There is optimism in the construction industry, thanks to a Donald Trump presidency and what it might mean for infrastructure spending. But because of campaign rhetoric regarding immigration and its potential negative impact on farming, Deere (DE) has been in investors' crosshairs and sitting out much of the rally enjoyed by its peers.
There's one big question investors are asking themselves: will the unknowns and perils continue?
Shares of Deere, which makes agricultural and construction equipment, have gained roughly 3% since Trump became president-elect. However, that has badly lagged the performance of Caterpillar (CAT) , which many see as a competitor to Deere. Caterpillar, has gained nearly 10%, on hopes the company will benefit from increased infrastructure spending.
Deere may also benefit from any increase in infrastructure spending, but it's the company's agricultural business which has investors worried. Farmers rely on a number of undocumented immigrants for their workers, something that RBC Capital Markets analyst Seth Weber noted may impact the industry negatively.
"Deportation of undocumented immigrants and a wall on Mexico's border could impact U.S. farmers and productivity," Weber wrote in a note to clients, following the election. "The USDA estimates that 500k+ undocumented immigrants are crop farm workers, and mass deportations could leave farmers short of workers and cause higher wages. Separately, a more protectionist trade policy could affect crop exports."
RBC doesn't specifically cover Deere shares.
Analysts compiled by Yahoo! Finance expect Deere to earn 32 cents a share on $5.38 billion in revenue.
VanEck Vectors Agribusiness ETF
The VanEck Vectors Agribusiness ETF (MOO) has Deere make up 7.1% of its $832.8 million portfolio and charges investors a 0.55% expense ratio.
While RBC Capital's Weber noted that the $1 trillion federally funded infrastructure program could help equipment makers like Caterpillar, Terex, Manitowoc and others, the possibility of a trade war could hurt companies that have exposure to Mexico and China.
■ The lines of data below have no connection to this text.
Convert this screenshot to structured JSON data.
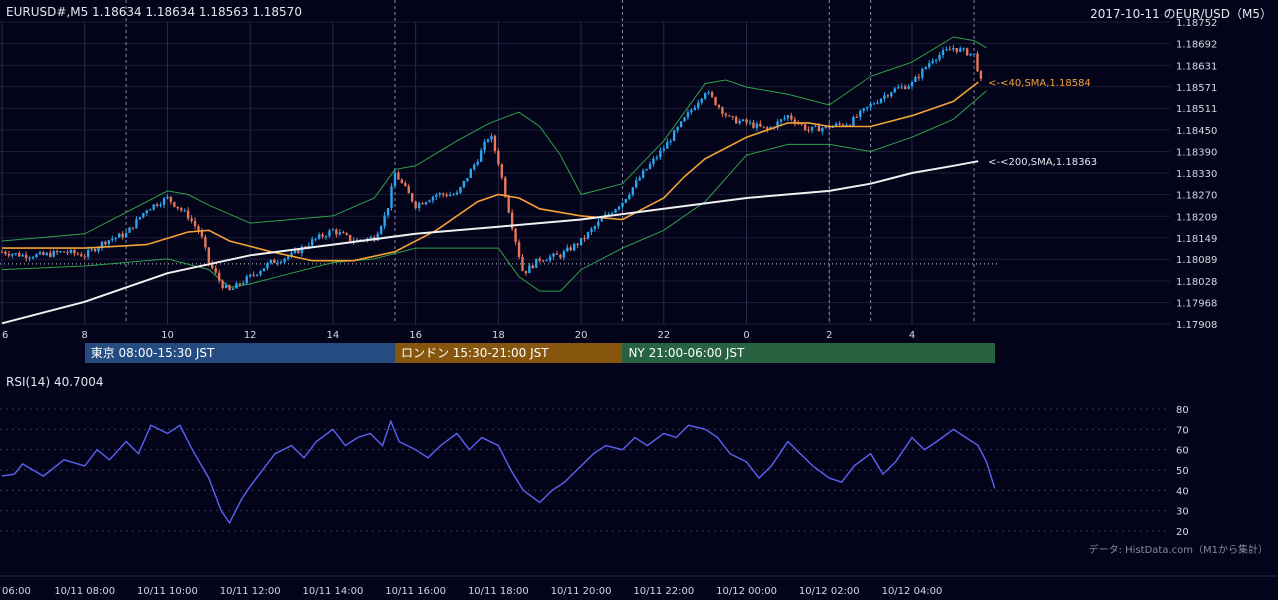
{
  "header": {
    "symbol_info": "EURUSD#,M5 1.18634 1.18634 1.18563 1.18570",
    "date_title": "2017-10-11 のEUR/USD（M5）"
  },
  "colors": {
    "background": "#03031a",
    "up_candle": "#2aa6ee",
    "down_candle": "#e9765a",
    "sma40": "#f5a236",
    "sma200": "#f0f0f0",
    "bollinger": "#2fa24a",
    "rsi": "#5a63f2",
    "tokyo": "#244c80",
    "london": "#87560e",
    "ny": "#276340"
  },
  "sessions": [
    {
      "label": "東京 08:00-15:30 JST",
      "start": 8.0,
      "end": 15.5,
      "color": "#244c80"
    },
    {
      "label": "ロンドン 15:30-21:00 JST",
      "start": 15.5,
      "end": 21.0,
      "color": "#87560e"
    },
    {
      "label": "NY 21:00-06:00 JST",
      "start": 21.0,
      "end": 30.0,
      "color": "#276340"
    }
  ],
  "footer": {
    "credit": "データ: HistData.com（M1から集計）"
  },
  "chart_data": [
    {
      "type": "candlestick",
      "x_unit": "hours since 2017-10-11 00:00 JST",
      "x_range": [
        6,
        30.2
      ],
      "ylim": [
        1.17908,
        1.18752
      ],
      "x_ticks": [
        {
          "x": 6,
          "label": "6"
        },
        {
          "x": 8,
          "label": "8"
        },
        {
          "x": 10,
          "label": "10"
        },
        {
          "x": 12,
          "label": "12"
        },
        {
          "x": 14,
          "label": "14"
        },
        {
          "x": 16,
          "label": "16"
        },
        {
          "x": 18,
          "label": "18"
        },
        {
          "x": 20,
          "label": "20"
        },
        {
          "x": 22,
          "label": "22"
        },
        {
          "x": 24,
          "label": "0"
        },
        {
          "x": 26,
          "label": "2"
        },
        {
          "x": 28,
          "label": "4"
        }
      ],
      "y_ticks": [
        "1.18752",
        "1.18692",
        "1.18631",
        "1.18571",
        "1.18511",
        "1.18450",
        "1.18390",
        "1.18330",
        "1.18270",
        "1.18209",
        "1.18149",
        "1.18089",
        "1.18028",
        "1.17968",
        "1.17908"
      ],
      "reference_price": 1.18076,
      "session_markers": [
        9.0,
        15.5,
        21.0,
        26.0,
        27.0,
        29.5
      ],
      "series": [
        {
          "name": "40,SMA",
          "label": "<-<40,SMA,1.18584",
          "last": 1.18584,
          "color": "#f5a236",
          "points": [
            [
              6,
              1.1812
            ],
            [
              8,
              1.1812
            ],
            [
              9.5,
              1.1813
            ],
            [
              10.5,
              1.18165
            ],
            [
              11,
              1.1817
            ],
            [
              11.5,
              1.1814
            ],
            [
              12.5,
              1.1811
            ],
            [
              13.5,
              1.18085
            ],
            [
              14.5,
              1.18085
            ],
            [
              15.5,
              1.1811
            ],
            [
              16.5,
              1.1817
            ],
            [
              17.5,
              1.1825
            ],
            [
              18,
              1.1827
            ],
            [
              18.5,
              1.1826
            ],
            [
              19,
              1.1823
            ],
            [
              20,
              1.1821
            ],
            [
              21,
              1.182
            ],
            [
              22,
              1.1826
            ],
            [
              22.5,
              1.1832
            ],
            [
              23,
              1.1837
            ],
            [
              23.5,
              1.184
            ],
            [
              24,
              1.1843
            ],
            [
              25,
              1.1847
            ],
            [
              25.5,
              1.1847
            ],
            [
              26,
              1.1846
            ],
            [
              27,
              1.1846
            ],
            [
              28,
              1.1849
            ],
            [
              29,
              1.1853
            ],
            [
              29.6,
              1.18584
            ]
          ]
        },
        {
          "name": "200,SMA",
          "label": "<-<200,SMA,1.18363",
          "last": 1.18363,
          "color": "#f0f0f0",
          "points": [
            [
              6,
              1.1791
            ],
            [
              8,
              1.1797
            ],
            [
              10,
              1.1805
            ],
            [
              12,
              1.181
            ],
            [
              14,
              1.1813
            ],
            [
              16,
              1.1816
            ],
            [
              18,
              1.1818
            ],
            [
              20,
              1.182
            ],
            [
              22,
              1.1823
            ],
            [
              24,
              1.1826
            ],
            [
              26,
              1.1828
            ],
            [
              27,
              1.183
            ],
            [
              28,
              1.1833
            ],
            [
              29,
              1.1835
            ],
            [
              29.6,
              1.18363
            ]
          ]
        },
        {
          "name": "Bollinger upper",
          "color": "#2fa24a",
          "points": [
            [
              6,
              1.1814
            ],
            [
              8,
              1.1816
            ],
            [
              9,
              1.1822
            ],
            [
              10,
              1.1828
            ],
            [
              10.5,
              1.1827
            ],
            [
              11,
              1.1824
            ],
            [
              12,
              1.1819
            ],
            [
              13,
              1.182
            ],
            [
              14,
              1.1821
            ],
            [
              15,
              1.1826
            ],
            [
              15.5,
              1.1834
            ],
            [
              16,
              1.1835
            ],
            [
              17,
              1.1842
            ],
            [
              17.8,
              1.1847
            ],
            [
              18.5,
              1.185
            ],
            [
              19,
              1.1846
            ],
            [
              19.5,
              1.1838
            ],
            [
              20,
              1.1827
            ],
            [
              21,
              1.183
            ],
            [
              22,
              1.1842
            ],
            [
              23,
              1.1858
            ],
            [
              23.5,
              1.1859
            ],
            [
              24,
              1.1857
            ],
            [
              25,
              1.1855
            ],
            [
              26,
              1.1852
            ],
            [
              27,
              1.186
            ],
            [
              28,
              1.1864
            ],
            [
              29,
              1.1871
            ],
            [
              29.5,
              1.187
            ],
            [
              29.8,
              1.1868
            ]
          ]
        },
        {
          "name": "Bollinger lower",
          "color": "#2fa24a",
          "points": [
            [
              6,
              1.1806
            ],
            [
              8,
              1.1807
            ],
            [
              9,
              1.1808
            ],
            [
              10,
              1.1809
            ],
            [
              11,
              1.1806
            ],
            [
              11.5,
              1.1801
            ],
            [
              12,
              1.1802
            ],
            [
              13,
              1.1805
            ],
            [
              14,
              1.1808
            ],
            [
              15,
              1.1809
            ],
            [
              16,
              1.1812
            ],
            [
              17,
              1.1812
            ],
            [
              18,
              1.1812
            ],
            [
              18.5,
              1.1804
            ],
            [
              19,
              1.18
            ],
            [
              19.5,
              1.18
            ],
            [
              20,
              1.1806
            ],
            [
              21,
              1.1812
            ],
            [
              22,
              1.1817
            ],
            [
              23,
              1.1825
            ],
            [
              24,
              1.1838
            ],
            [
              25,
              1.1841
            ],
            [
              26,
              1.1841
            ],
            [
              27,
              1.1839
            ],
            [
              28,
              1.1843
            ],
            [
              29,
              1.1848
            ],
            [
              29.8,
              1.1856
            ]
          ]
        }
      ],
      "candles_close_path": [
        [
          6,
          1.1811
        ],
        [
          6.5,
          1.181
        ],
        [
          7,
          1.181
        ],
        [
          7.5,
          1.1811
        ],
        [
          8,
          1.181
        ],
        [
          8.5,
          1.1814
        ],
        [
          9,
          1.1816
        ],
        [
          9.5,
          1.1823
        ],
        [
          10,
          1.1826
        ],
        [
          10.5,
          1.1821
        ],
        [
          10.8,
          1.1816
        ],
        [
          11,
          1.1808
        ],
        [
          11.3,
          1.1802
        ],
        [
          11.5,
          1.18
        ],
        [
          12,
          1.1804
        ],
        [
          12.5,
          1.1808
        ],
        [
          13,
          1.181
        ],
        [
          13.5,
          1.1814
        ],
        [
          14,
          1.1817
        ],
        [
          14.5,
          1.1814
        ],
        [
          15,
          1.1815
        ],
        [
          15.3,
          1.1822
        ],
        [
          15.5,
          1.1833
        ],
        [
          16,
          1.1824
        ],
        [
          16.5,
          1.1827
        ],
        [
          17,
          1.1827
        ],
        [
          17.5,
          1.1837
        ],
        [
          17.8,
          1.1844
        ],
        [
          18,
          1.1836
        ],
        [
          18.3,
          1.182
        ],
        [
          18.6,
          1.1805
        ],
        [
          19,
          1.1809
        ],
        [
          19.5,
          1.181
        ],
        [
          20,
          1.1814
        ],
        [
          20.5,
          1.182
        ],
        [
          21,
          1.1825
        ],
        [
          21.5,
          1.1833
        ],
        [
          22,
          1.184
        ],
        [
          22.5,
          1.1848
        ],
        [
          23,
          1.1856
        ],
        [
          23.3,
          1.1852
        ],
        [
          23.6,
          1.1848
        ],
        [
          24,
          1.1847
        ],
        [
          24.5,
          1.1845
        ],
        [
          25,
          1.1849
        ],
        [
          25.5,
          1.1845
        ],
        [
          26,
          1.1846
        ],
        [
          26.5,
          1.1847
        ],
        [
          27,
          1.1852
        ],
        [
          27.5,
          1.1856
        ],
        [
          28,
          1.1858
        ],
        [
          28.5,
          1.1865
        ],
        [
          29,
          1.1868
        ],
        [
          29.5,
          1.1866
        ],
        [
          29.7,
          1.1857
        ]
      ]
    },
    {
      "type": "line",
      "title": "RSI(14) 40.7004",
      "x_unit": "hours since 2017-10-11 00:00 JST",
      "x_range": [
        6,
        30.2
      ],
      "ylim": [
        20,
        80
      ],
      "y_ticks": [
        "80",
        "70",
        "60",
        "50",
        "40",
        "30",
        "20"
      ],
      "x_ticks": [
        {
          "x": 6,
          "label": "06:00"
        },
        {
          "x": 8,
          "label": "10/11 08:00"
        },
        {
          "x": 10,
          "label": "10/11 10:00"
        },
        {
          "x": 12,
          "label": "10/11 12:00"
        },
        {
          "x": 14,
          "label": "10/11 14:00"
        },
        {
          "x": 16,
          "label": "10/11 16:00"
        },
        {
          "x": 18,
          "label": "10/11 18:00"
        },
        {
          "x": 20,
          "label": "10/11 20:00"
        },
        {
          "x": 22,
          "label": "10/11 22:00"
        },
        {
          "x": 24,
          "label": "10/12 00:00"
        },
        {
          "x": 26,
          "label": "10/12 02:00"
        },
        {
          "x": 28,
          "label": "10/12 04:00"
        }
      ],
      "series": [
        {
          "name": "RSI(14)",
          "color": "#5a63f2",
          "points": [
            [
              6,
              47
            ],
            [
              6.3,
              48
            ],
            [
              6.5,
              53
            ],
            [
              7,
              47
            ],
            [
              7.5,
              55
            ],
            [
              8,
              52
            ],
            [
              8.3,
              60
            ],
            [
              8.6,
              55
            ],
            [
              9,
              64
            ],
            [
              9.3,
              58
            ],
            [
              9.6,
              72
            ],
            [
              10,
              68
            ],
            [
              10.3,
              72
            ],
            [
              10.6,
              60
            ],
            [
              11,
              46
            ],
            [
              11.3,
              30
            ],
            [
              11.5,
              24
            ],
            [
              11.8,
              36
            ],
            [
              12,
              42
            ],
            [
              12.3,
              50
            ],
            [
              12.6,
              58
            ],
            [
              13,
              62
            ],
            [
              13.3,
              56
            ],
            [
              13.6,
              64
            ],
            [
              14,
              70
            ],
            [
              14.3,
              62
            ],
            [
              14.6,
              66
            ],
            [
              14.9,
              68
            ],
            [
              15.2,
              62
            ],
            [
              15.4,
              74
            ],
            [
              15.6,
              64
            ],
            [
              16,
              60
            ],
            [
              16.3,
              56
            ],
            [
              16.6,
              62
            ],
            [
              17,
              68
            ],
            [
              17.3,
              60
            ],
            [
              17.6,
              66
            ],
            [
              18,
              62
            ],
            [
              18.3,
              50
            ],
            [
              18.6,
              40
            ],
            [
              19,
              34
            ],
            [
              19.3,
              40
            ],
            [
              19.6,
              44
            ],
            [
              20,
              52
            ],
            [
              20.3,
              58
            ],
            [
              20.6,
              62
            ],
            [
              21,
              60
            ],
            [
              21.3,
              66
            ],
            [
              21.6,
              62
            ],
            [
              22,
              68
            ],
            [
              22.3,
              66
            ],
            [
              22.6,
              72
            ],
            [
              23,
              70
            ],
            [
              23.3,
              66
            ],
            [
              23.6,
              58
            ],
            [
              24,
              54
            ],
            [
              24.3,
              46
            ],
            [
              24.6,
              52
            ],
            [
              25,
              64
            ],
            [
              25.3,
              58
            ],
            [
              25.6,
              52
            ],
            [
              26,
              46
            ],
            [
              26.3,
              44
            ],
            [
              26.6,
              52
            ],
            [
              27,
              58
            ],
            [
              27.3,
              48
            ],
            [
              27.6,
              54
            ],
            [
              28,
              66
            ],
            [
              28.3,
              60
            ],
            [
              28.6,
              64
            ],
            [
              29,
              70
            ],
            [
              29.3,
              66
            ],
            [
              29.6,
              62
            ],
            [
              29.8,
              54
            ],
            [
              30,
              41
            ]
          ]
        }
      ]
    }
  ]
}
Deere has exposure to both markets.
iShares MSCI Global Agriculture Producers ETF
Deere makes up 6.75% of the iShares MSCI Global Agriculture Producers ETF (VEGI) which has $25.3 million in assets under management and has a 0.39% expense ratio.
The First Trust Index Global Agriculture ETF (FTAG) has Deere make up 4.82% of its $4.2 million portfolio and charges investors a 0.8% expense ratio.